When large numbers of young people gather outside the legislature, near politicians’ offices, or in the streets to press for a sustainable future, they’re not only inspired by Swedish climate activist Greta Thunberg. They’re also taking action because they’ve learned from their teachers that their future is in peril if we continue belching massive amounts of heat-trapping greenhouse gases into the atmosphere.
The role of educators in students’ comprehension of the magnitude of this predicament is rarely discussed in the mainstream media.
This week, the Canadian Network for Environmental Education and Communication, a.k.a. EECOM, is trying to raise awareness of this through its recently announced 2020 Awards of Excellence.

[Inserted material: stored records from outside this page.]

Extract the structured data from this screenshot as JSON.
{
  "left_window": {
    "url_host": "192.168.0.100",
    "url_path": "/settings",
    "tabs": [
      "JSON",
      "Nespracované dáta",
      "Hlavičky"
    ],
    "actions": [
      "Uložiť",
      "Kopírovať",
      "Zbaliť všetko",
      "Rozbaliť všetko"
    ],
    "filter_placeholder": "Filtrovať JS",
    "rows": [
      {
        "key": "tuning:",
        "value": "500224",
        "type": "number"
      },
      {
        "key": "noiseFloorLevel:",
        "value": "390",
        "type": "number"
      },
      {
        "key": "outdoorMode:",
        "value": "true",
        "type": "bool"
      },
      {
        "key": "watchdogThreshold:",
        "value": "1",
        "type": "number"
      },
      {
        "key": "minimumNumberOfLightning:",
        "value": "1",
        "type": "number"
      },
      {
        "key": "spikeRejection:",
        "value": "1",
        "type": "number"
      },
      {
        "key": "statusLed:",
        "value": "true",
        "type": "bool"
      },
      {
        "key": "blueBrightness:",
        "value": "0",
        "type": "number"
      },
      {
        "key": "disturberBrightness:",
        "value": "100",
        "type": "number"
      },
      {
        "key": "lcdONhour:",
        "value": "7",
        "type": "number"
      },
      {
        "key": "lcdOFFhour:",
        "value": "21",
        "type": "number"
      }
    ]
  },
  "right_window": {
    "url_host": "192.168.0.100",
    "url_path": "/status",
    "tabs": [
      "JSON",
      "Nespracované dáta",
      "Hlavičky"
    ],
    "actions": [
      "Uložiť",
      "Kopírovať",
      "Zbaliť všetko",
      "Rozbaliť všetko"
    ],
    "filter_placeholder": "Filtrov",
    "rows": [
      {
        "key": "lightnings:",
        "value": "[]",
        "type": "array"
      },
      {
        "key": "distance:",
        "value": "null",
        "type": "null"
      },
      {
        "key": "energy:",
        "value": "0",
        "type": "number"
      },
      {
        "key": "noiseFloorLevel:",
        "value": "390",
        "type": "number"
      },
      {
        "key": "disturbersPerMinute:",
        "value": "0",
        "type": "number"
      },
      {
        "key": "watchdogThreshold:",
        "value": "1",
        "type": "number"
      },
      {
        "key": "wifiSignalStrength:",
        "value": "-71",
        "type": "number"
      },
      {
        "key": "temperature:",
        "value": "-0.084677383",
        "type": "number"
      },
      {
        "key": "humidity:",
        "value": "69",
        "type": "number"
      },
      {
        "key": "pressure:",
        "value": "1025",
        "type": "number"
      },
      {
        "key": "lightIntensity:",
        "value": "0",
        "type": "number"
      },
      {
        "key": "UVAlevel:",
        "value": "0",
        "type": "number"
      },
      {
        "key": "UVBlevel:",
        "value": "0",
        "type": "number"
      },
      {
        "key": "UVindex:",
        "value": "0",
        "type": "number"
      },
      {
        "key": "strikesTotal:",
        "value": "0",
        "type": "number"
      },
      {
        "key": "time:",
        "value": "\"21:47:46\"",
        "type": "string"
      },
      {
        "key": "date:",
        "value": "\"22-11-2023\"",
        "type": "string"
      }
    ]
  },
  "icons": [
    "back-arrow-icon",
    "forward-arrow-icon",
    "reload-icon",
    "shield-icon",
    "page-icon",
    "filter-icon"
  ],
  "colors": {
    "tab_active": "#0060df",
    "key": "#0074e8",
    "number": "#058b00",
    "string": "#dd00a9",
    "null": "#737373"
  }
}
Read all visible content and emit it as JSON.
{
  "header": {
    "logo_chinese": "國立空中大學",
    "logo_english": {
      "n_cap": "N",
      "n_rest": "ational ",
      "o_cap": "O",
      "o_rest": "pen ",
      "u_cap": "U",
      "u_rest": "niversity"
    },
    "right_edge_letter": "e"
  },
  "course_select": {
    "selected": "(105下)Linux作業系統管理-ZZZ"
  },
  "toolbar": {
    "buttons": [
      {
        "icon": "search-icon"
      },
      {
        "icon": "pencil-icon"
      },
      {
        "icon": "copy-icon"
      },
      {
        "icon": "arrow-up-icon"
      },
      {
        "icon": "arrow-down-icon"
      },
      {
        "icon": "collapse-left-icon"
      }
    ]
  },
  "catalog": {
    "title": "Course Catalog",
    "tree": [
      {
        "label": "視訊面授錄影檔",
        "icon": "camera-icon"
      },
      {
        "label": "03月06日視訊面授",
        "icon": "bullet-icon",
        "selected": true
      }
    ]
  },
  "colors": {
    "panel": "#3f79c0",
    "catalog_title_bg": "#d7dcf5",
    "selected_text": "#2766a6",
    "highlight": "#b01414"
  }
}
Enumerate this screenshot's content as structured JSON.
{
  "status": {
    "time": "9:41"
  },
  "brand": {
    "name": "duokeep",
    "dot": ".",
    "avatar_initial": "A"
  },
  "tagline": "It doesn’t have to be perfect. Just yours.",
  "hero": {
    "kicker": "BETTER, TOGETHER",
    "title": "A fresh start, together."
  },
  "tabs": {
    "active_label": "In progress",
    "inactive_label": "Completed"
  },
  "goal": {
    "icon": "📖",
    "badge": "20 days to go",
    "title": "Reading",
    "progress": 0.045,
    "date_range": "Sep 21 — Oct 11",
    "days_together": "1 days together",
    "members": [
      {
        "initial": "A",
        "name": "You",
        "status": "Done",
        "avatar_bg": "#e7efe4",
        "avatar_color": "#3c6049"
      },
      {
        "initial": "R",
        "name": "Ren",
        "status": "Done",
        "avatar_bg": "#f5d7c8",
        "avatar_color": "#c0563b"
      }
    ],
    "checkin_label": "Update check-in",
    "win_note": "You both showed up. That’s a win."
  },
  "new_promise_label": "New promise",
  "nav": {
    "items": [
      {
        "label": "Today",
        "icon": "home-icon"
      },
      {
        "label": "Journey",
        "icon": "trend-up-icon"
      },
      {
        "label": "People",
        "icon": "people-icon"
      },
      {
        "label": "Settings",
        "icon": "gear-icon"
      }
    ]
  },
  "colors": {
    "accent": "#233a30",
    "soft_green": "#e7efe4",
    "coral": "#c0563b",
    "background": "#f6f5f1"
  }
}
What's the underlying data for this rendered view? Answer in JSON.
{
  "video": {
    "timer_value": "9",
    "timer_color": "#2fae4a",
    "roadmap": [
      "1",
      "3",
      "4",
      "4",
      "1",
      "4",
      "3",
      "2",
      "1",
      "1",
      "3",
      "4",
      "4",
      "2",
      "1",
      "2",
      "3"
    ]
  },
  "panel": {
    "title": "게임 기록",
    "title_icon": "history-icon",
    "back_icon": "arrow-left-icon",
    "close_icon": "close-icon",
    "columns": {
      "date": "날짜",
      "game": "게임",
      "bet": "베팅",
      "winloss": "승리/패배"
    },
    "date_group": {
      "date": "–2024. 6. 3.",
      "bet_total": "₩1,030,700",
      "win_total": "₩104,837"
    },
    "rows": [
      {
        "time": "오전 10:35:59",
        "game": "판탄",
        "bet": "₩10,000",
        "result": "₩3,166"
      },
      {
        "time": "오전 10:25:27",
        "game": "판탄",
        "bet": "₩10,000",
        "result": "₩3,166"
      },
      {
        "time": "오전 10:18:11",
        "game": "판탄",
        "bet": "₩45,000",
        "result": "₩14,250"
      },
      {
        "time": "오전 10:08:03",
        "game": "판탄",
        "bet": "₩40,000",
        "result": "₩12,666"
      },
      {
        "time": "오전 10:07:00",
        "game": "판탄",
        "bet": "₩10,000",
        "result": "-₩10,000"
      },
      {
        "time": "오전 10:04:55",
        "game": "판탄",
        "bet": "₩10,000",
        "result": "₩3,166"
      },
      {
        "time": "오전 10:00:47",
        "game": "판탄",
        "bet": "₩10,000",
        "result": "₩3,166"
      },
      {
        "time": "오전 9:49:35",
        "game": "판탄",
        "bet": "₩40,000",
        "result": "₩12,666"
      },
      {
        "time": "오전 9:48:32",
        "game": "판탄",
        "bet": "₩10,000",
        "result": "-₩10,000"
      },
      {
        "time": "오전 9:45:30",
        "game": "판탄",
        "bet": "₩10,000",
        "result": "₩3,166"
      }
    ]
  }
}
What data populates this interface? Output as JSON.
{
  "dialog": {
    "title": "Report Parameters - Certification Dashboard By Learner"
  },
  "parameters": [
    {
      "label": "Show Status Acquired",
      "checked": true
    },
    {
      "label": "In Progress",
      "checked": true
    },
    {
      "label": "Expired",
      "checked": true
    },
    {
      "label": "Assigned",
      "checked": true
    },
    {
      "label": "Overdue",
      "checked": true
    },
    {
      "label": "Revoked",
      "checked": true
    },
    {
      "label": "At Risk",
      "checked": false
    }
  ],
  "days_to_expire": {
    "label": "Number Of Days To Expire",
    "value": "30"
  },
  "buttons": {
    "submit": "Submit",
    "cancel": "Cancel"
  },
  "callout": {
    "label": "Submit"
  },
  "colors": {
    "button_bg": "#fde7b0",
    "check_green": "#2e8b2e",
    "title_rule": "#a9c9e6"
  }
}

The recipient for outstanding postsecondary educator is one of B.C.’s leaders in this area, UBC associate professor of educational studies associate professor Robert VanWynsberghe.
He’s dedicated his career to understanding the links between classroom instruction, human action, and social change.
“An internationally respected scholar, Rob views sustainability as a global social movement and believes that collaboration towards a sustainable future will succeed if our daily habits as individuals and community members can be creatively mobilized into individual and collective action for a better society,” EECOM stated. “His research and engagement activities span environmental justice, sport mega-events, and BC’s K-12 curriculum.”
VanWynsberghe’s 2016 book, Adaptive Education: An Inquiry-based Institution (cowritten by Andrew C. Herman), proposes far-reaching reforms for incorporating research processes into school and university education, thereby making teaching an “evidence-based profession”.
And he’s since tested out these theories in the field.
“In 2016, I initiated a MEd program in Education for Sustainability that partners graduate students with the City of Vancouver according to successful model created and honed by the CityStudio,” VanWynsberghe states in his bio on the faculty of education website. “This program successfully graduated all 15 students in the fall of 2018. At the same time, a small group of teachers, scholars, and practitioners, including myself, began to investigate ways to establish pathways for the stronger presence of sustainability in the teacher education program at UBC.”
So the next time you observe young people cleaning the beaches, taking transit or cycling rather than driving, or holding a protest outside a politician’s office, give a thought to the work of educators in enhancing their awareness.
These educators are critical players in helping to address the most challenging predicament ever encountered in the history of human civilization. Those on the frontlines of this important work, including VanWynsberghe, are indeed worth celebrating.